Digital oder Papier. Spielt keine Rolle. Protokollieren Sie es einfach jeden Tag. Seien Sie konkret. Vague feelings don’t help doctors; Einzelheiten tun es. Aufnahme:

  • Datum
  • Symptom severity (1–5 or mild/severe)
  • The exact activity when it hit (e.g., “walking to the mailbox”)
  • Dauer
  • Hast du aufgehört? Hast du dich hingesetzt?

This creates a narrative. Es zeigt die Folie. A new nap at 3 PM might seem innocent. In your journal, it’s a marker. A change from six months ago. That’s disease progression.

#### Watchables and Smartwatches

Your smartwatch knows more about your heart than you think. It tracks resting heart rate. Schritte. Schlafqualität. Gleichmäßiger Herzrhythmus.

Warum ist das wichtig? Fatigue might correlate with lower step counts. A creeping up of resting heart rate means your heart is working harder just to stay at baseline.

Herzklopfen sind riesig. Often, they flag atrial fibrillation before you feel chest pain.

“Developing palpitations becomes a marker of disease progression,” Tang says. Your heart is stressed even if you don’t feel the strain yet.

Seien Sie einfach vorsichtig. Dunkler Nagellack? Kalte Finger? Schlechte Passform? Der Techniker ist verwirrt. Es sind Daten, kein Evangelium. Use it alongside your journal.

#### Pulsoximeter

Günstig. Wirksam. Sie befestigen es an einem Finger. It tells you oxygen saturation and pulse.

Normal sind 95-100 %.
Unter 92 %? Rufen Sie den Arzt an.
88 % oder weniger? Notfall. Your body isn’t getting oxygen.
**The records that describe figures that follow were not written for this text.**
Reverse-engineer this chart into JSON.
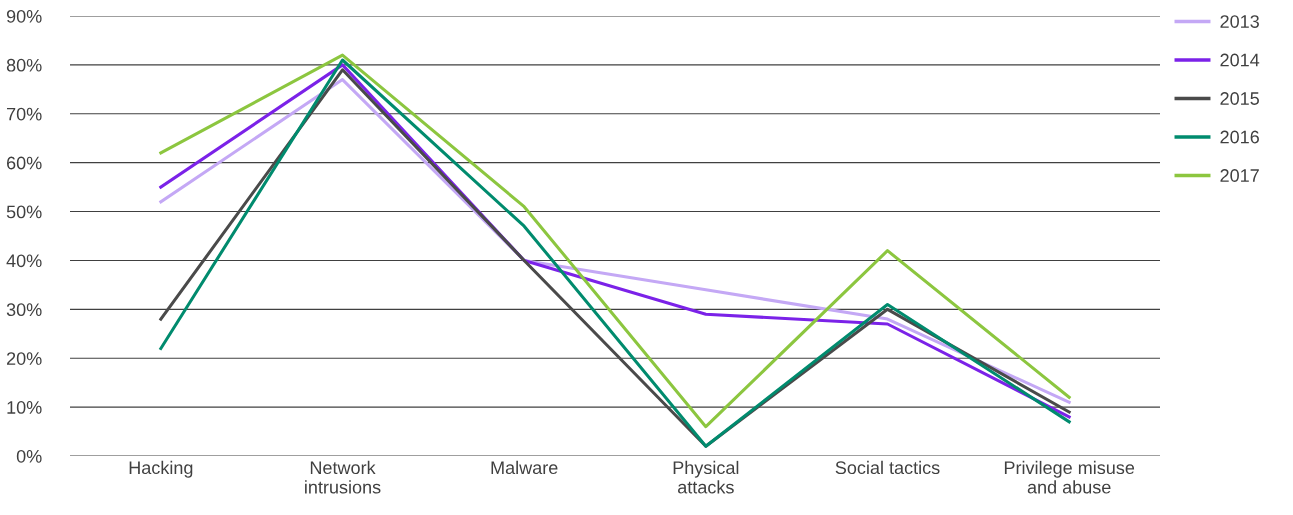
{
  "chart_data": {
    "type": "line",
    "categories": [
      "Hacking",
      "Network\nintrusions",
      "Malware",
      "Physical\nattacks",
      "Social tactics",
      "Privilege misuse\nand abuse"
    ],
    "series": [
      {
        "name": "2013",
        "color": "#c4a8f5",
        "values": [
          52,
          77,
          40,
          34,
          28,
          11
        ]
      },
      {
        "name": "2014",
        "color": "#7b22e8",
        "values": [
          55,
          80,
          40,
          29,
          27,
          8
        ]
      },
      {
        "name": "2015",
        "color": "#4a4a4a",
        "values": [
          28,
          79,
          40,
          2,
          30,
          9
        ]
      },
      {
        "name": "2016",
        "color": "#008b6e",
        "values": [
          22,
          81,
          47,
          2,
          31,
          7
        ]
      },
      {
        "name": "2017",
        "color": "#8cc63f",
        "values": [
          62,
          82,
          51,
          6,
          42,
          12
        ]
      }
    ],
    "ylim": [
      0,
      90
    ],
    "yticks": [
      {
        "value": 0,
        "label": "0%"
      },
      {
        "value": 10,
        "label": "10%"
      },
      {
        "value": 20,
        "label": "20%"
      },
      {
        "value": 30,
        "label": "30%"
      },
      {
        "value": 40,
        "label": "40%"
      },
      {
        "value": 50,
        "label": "50%"
      },
      {
        "value": 60,
        "label": "60%"
      },
      {
        "value": 70,
        "label": "70%"
      },
      {
        "value": 80,
        "label": "80%"
      },
      {
        "value": 90,
        "label": "90%"
      }
    ],
    "grid": "y",
    "legend": "right",
    "marker": "none",
    "line_style": "solid"
  }
}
When breathlessness strikes, check the number. Protokollieren Sie es. Der Kontext hilft. Was this during rest or exertion? Cold skin can skew readings, so warm up if needed.

### When to Skip the Log and Call 911

There are times when tracking stops. Wenn die Aktion beginnt.

Eleid is clear on the triggers for immediate medical attention:

  1. Ohnmacht
  2. Sudden, severe chest pain
  3. Extreme shortness of breath

These three require evaluation now. Nicht morgen. “Generally,” Eleid warns, “once symptoms start and a patient has severe stenosis… outcome is not good” without intervention. Specifically, replacing the valve.

Symptoms aren’t a nuisance. They are the finish line. They tell you the window is closing. Verfolgen Sie sie. Beobachten Sie sie. Don’t assume the decline is natural. Es liegt wahrscheinlich am Ventil.

What are you telling your body it can handle, versus what it can’t? The difference is where you catch it.